The administrators of M-Net are planning to terminate support of outgoing
email on or about the first of November (a week from today). The
termination of outgoing email is intended to deal with the problem of
phishing, M-Net being used as a spam source, and the construction of
websites which fraudulently involve paypal. (See M-Net's "Policy"
conference, item 421.)
Complaints in response to the spamming et cetera have begun to threaten
M-Net's free colo situation to the degree that M-Net's administrators deem
that action of some kind must be taken.
I realize that it's not likely that the same unknown perpetrators that are
causing Grex to be offline, are the same ones who are forcing M-Net to
relinquish one of its most valuable assets (i.e. the outgoing email
program), but on the outside chance that they are the same, might it not
behoove knowledgeable Grex personnel to lend some advice to M-Net regarding
alternative measures in dealing with the aforementioned problem short of
M-Net having to terminate its outgoing email.
Once the perpetrators are done victimizing M-Net, what is to stop them
from targeting Grex? Is Grex any less vulnerable to phishing and being
used as a spam source than M-Net?
Regarding a comparison of Grex and M-Net with regard to spamming et
cetera, one poster in item 421 of M-Net's Policy conference is quoted as
follows:
I do wonder how grex deals with this issue.
[excerpt, M-Net Policy conf., Item 421, #116 (casper) Sat, Oct 22, 2005
(04:27)]
Advice to M-Net regarding the identification rigor which Grex requires
before permitting the privilege of outbound telnetting, might be eminently
useful in this regard.
The world wide community of public access Unix based systems is not so
large and powerful that an attack of this magnitude on any one can be
ignored by the rest.
12 responses total.
Grex restricts outgoing telnet access to members. Members pay $6 per month, and must submit some form of ID. That can be a personal check, copy of a drivers license, or any other ID which meets the criteria in ~aruba/idpolicy. Or, if people would rather not identify themselves to Grex, they may go through Paypal's verification process, and then pay Grex through Paypal. That counts as verification for Grex too.
However, that has nothing to do with M-Net's email problems. Nothing stops someone from coming to grex, building a paypal phishing site, and then emailing thousands of people.
;aedophile
I disagree that outgoing e-mail is one of M-Net's most valuable assets. E-mail providers are a dime a dozen on the Internet. M-Net is a community based system. Internet provisioning has more to do with inbound service for interaction with said community.
If incoming e-mail is not terminated also, M-Net just becomes a spam-bucket.
Someone was confused. Outgoing email will not cease, only inbound.

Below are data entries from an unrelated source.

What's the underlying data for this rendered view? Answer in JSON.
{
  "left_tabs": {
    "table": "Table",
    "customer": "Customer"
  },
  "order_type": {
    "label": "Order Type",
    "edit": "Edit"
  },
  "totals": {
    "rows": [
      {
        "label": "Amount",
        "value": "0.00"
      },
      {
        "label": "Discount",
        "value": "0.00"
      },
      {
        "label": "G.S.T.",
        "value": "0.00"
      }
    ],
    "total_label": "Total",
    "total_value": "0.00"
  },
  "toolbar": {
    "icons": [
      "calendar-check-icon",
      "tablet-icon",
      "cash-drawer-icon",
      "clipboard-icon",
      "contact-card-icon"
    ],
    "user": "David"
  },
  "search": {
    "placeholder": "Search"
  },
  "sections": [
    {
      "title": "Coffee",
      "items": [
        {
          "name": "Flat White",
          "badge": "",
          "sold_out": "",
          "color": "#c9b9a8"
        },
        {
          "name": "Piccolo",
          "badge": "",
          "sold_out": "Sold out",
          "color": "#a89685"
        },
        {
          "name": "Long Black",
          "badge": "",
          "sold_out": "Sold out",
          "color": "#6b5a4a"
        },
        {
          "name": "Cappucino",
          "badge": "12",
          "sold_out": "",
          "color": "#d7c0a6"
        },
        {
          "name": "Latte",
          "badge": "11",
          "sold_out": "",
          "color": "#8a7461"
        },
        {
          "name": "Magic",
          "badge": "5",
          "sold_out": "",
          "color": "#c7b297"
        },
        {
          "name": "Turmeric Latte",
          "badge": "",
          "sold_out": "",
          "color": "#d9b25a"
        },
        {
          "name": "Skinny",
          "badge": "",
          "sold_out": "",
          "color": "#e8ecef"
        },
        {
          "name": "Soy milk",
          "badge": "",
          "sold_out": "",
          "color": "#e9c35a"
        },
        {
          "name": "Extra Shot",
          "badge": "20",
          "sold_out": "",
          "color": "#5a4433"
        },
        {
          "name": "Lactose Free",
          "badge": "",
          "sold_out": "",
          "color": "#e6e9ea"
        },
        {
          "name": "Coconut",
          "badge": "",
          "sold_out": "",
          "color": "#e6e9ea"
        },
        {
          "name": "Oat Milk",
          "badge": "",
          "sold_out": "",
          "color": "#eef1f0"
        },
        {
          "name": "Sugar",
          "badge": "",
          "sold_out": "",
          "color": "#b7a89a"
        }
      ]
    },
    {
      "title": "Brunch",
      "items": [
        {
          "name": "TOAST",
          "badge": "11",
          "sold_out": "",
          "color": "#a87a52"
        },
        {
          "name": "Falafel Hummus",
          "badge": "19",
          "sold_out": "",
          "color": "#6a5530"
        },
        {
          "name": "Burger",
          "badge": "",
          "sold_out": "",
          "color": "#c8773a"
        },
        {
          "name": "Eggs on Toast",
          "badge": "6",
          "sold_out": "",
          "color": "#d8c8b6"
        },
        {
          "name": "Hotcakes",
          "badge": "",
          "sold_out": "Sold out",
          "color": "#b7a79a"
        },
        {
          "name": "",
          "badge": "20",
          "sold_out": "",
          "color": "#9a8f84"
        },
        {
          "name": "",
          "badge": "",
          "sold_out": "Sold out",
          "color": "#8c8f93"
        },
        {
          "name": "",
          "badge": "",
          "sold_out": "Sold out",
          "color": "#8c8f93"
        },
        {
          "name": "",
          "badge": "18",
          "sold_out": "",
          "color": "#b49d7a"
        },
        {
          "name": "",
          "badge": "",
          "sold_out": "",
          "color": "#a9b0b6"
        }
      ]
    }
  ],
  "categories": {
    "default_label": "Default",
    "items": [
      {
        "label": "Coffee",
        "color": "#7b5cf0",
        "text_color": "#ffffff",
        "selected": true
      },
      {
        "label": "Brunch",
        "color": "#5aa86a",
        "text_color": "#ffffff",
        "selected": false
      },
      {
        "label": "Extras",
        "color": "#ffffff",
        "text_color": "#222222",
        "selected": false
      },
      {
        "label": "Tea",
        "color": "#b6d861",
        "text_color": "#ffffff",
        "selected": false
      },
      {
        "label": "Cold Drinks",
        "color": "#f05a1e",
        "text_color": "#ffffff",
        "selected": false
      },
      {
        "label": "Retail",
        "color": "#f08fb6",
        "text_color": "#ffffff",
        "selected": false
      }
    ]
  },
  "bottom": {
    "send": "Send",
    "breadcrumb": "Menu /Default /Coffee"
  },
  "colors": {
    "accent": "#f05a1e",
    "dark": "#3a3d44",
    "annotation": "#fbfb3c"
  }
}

Umm.. no, we're stopping outbound email. Except for mail forwarded by a .forward file. re 5 - it already is a spam bucket. I delete all mail on m-net that doesn't come from another m-net account. Same here on grex.
I forward grex and m-net mail to gmail and let them sort it out.
tod uses the same superior method as myself.
There may be a stay of judgment regarding the termination of outbound email at M-Net. The following responses appeared on Wednesday in M-Net's Policy conference, item 421: >#154 Life is Jenga (casper) Wed, Nov 2, 2005 (13:07): >The new tentative date is 12/1. > >#155 The Gorilla Did It (casper) Wed, Nov 2, 2005 (13:54): >I guess
it probably means they just haven't had time to do it.